Giderek artan bir yabancılaşmanın içerilesindeyiz. Aslında nitel olarak süregelen aynı yabancılaşma artan farkındalık ile paralel olarak hissettirdiği ölçütü de artırmakta. Aynı olguya yıllar sonra farklı bir olgunlukla bakıp hissetmek gibidir bu. İşte böyle bir yabancılaşma-yabancılaştırma çekilmezdir. Hayatımızda o kadar çok alana yayılır ki fark ettiğimiz an trajedi olur. İçerisinde olduğumuz iktisadi yapının üretim ilişkilerinden ötürü emeğe; toplumsal norm ve değer yargıları ile benliğimize; kadın-erkek ikilemi tanımlamalarında insan olmaya; tek ulus- din merkezli egemen üst kimliğin etkisiyle farklı olanlara ve ötekiler olarak hâkim baskı ile kendi etnik, inanç kimliklerine yabancılaşmamız başlıca alanlarıdır yabancılaşmanın.
 
Bu yazının konusu ise en son dile getirdiğimdir.
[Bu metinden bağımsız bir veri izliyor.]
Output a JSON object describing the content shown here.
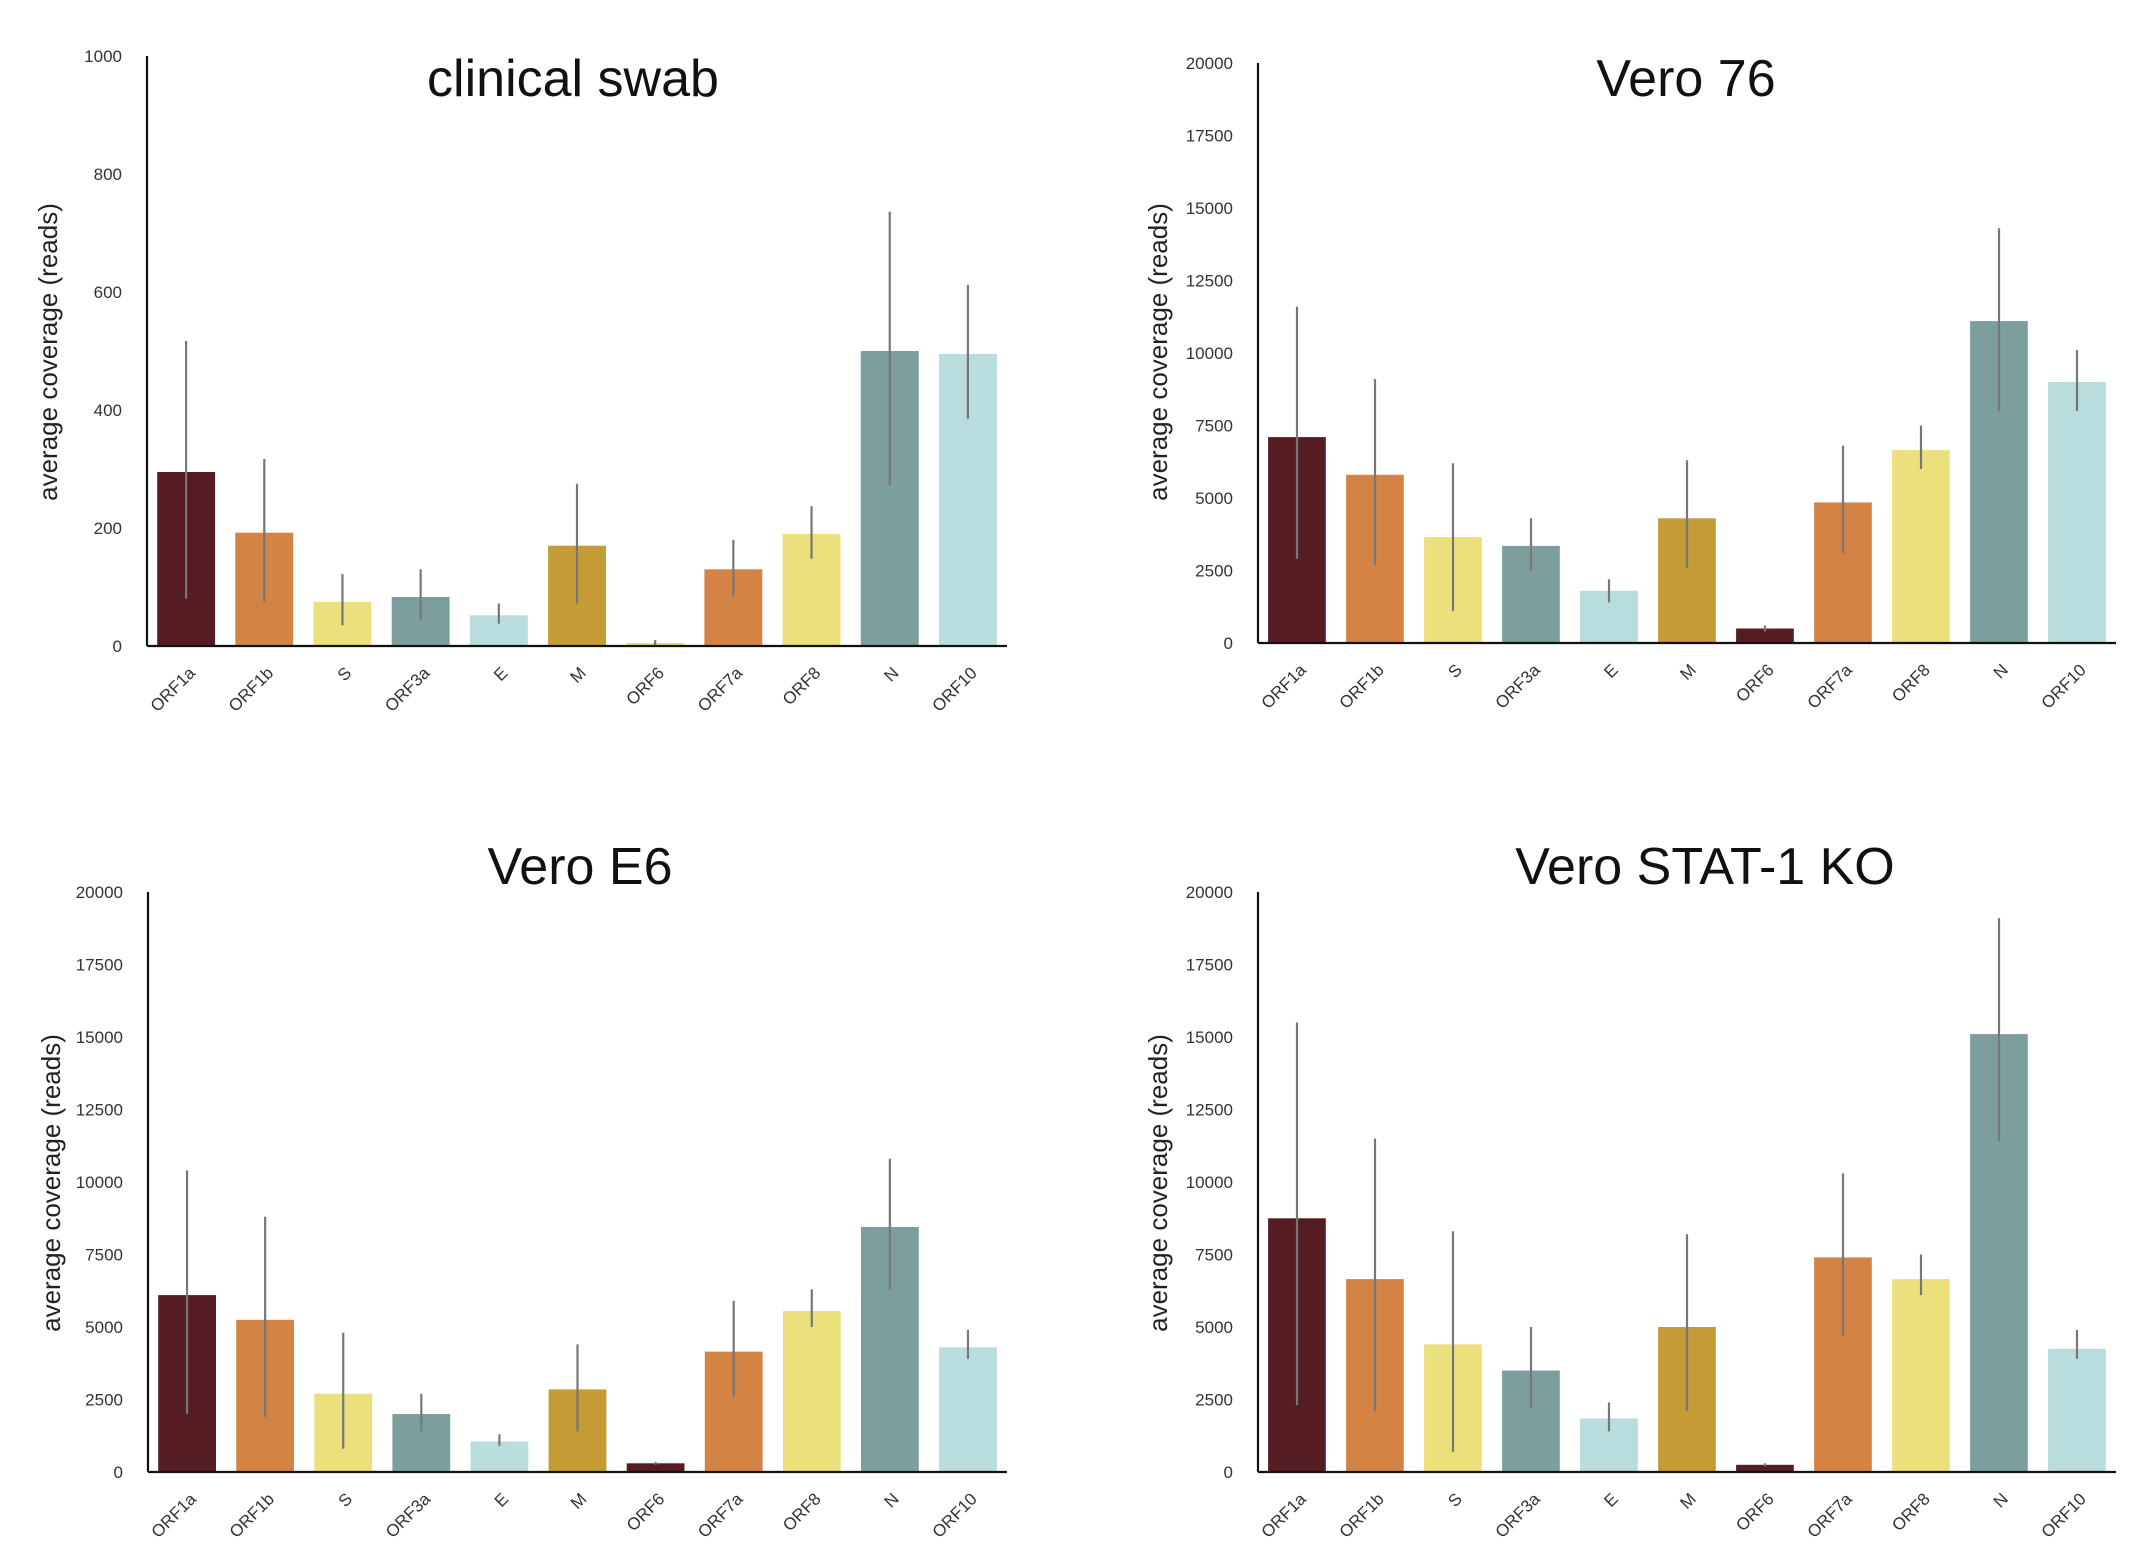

Kendimi tanımlamak oldum olası kaçtığım bir konu olmuştur. Amin Maalouf’un “Ölümcül Kimlikler” adlı eseri bu çelişkilerimi ve sıkıntılarımı önemli ölçüde gidermişti.
 
“Bana içimin derinliklerinde ne olduğum sorulduğunda bunda herkesin içinin derinliğinde ağır basan tek bir aidiyetin bir bakıma kişinin derin gerçekliğinin doğarken ebediyen belirlenen ve artık değişmeyecek olan özünün var olduğu inanışı yatıyor, sanki geri kalanın, bütün geri kalanın, özgür insan olarak kat ettiği yolun, benimsediği inanışların, tercihlerin, kendine özel duygusallığının, yakınlıklarının, sonuçta yaşamının hiçbir önemi yokmuş gibi “ (Amin Maalouf / Ölümcül Kimlikler).
 
İşte, kimlik bana verilen değil benim edindiğim olmalıydı. Yanlış ya da doğru kendimi tanımlamaktan vazgeçmiştim. Esası kendini tanımlama bana hep bir gruba dahil olup diğerini dışında tutmak gibiydi. Alevi miydim, Aleviliği İslam dini altında değerlendirenlerin ve onun yasam felsefesi olarak görenlerin ikileminden; “Kürt ve Zazalık“ ikileminden kaçabilmiştim bu şekilde. Sınıf kimliği ile tanımlamak sığındığım limandı ve enternasyonal olandı. Bu kimlik sorunu yabancılaşmamın bir boyutu olarak süregeldi. Düşünsenize biri adiniz söylediğinde ürker misiniz, bende böyledir. Sevda koymuşlar adımı ama ailem ve sosyal çevrem Sewe der, böyledir Dimbilki‘de (Zazaca’da). Sevda verilendir, Türkleştirmenin sembolik bir boyutudur. Bana her sevda denilişinde devlet seslenir gibi olur.
 
Kendi ismine ve kendi anadiline yabanlaşma acıdır. Murathan Mungan der ya “Kürtlerin gözleri çok güzel bakar çünkü dilleri yasaklanmıştır. Tüm duyguları gözlerinden birikmiştir.” Benim de iki nesil öncesi ile sohbetlerim hal-hatır sormanın ötesine gidememiştir. Ne zaman anlamak, konuşmak istediysem; gözlerine baktım, onların çizgilerinde okumaya çalıştım hayatlarını. Ne yaşanmışlıklar ne acılar vardı o çizgilerde. Ama parçalanmış dilimiz, parçalanmış insanlar yapmıştı bizi. Kesik kesik cümlelerdi anlatımlarımız.
 
Bu yabancılaşma ve parçalanmışlık tekçi devlet ve kimlik politikasının bir sonucudur. Ancak vurgulamak gerekir ki başarısız politikalardır ne Osmanlı’nın devşirme sistemi, ne iskân politikası ne de Türkiye Cumhuriyeti’nin savaş politikası farklı kimlikleri ortadan kaldırabilir. Sadece tarihin utanç verici sayfaları olur.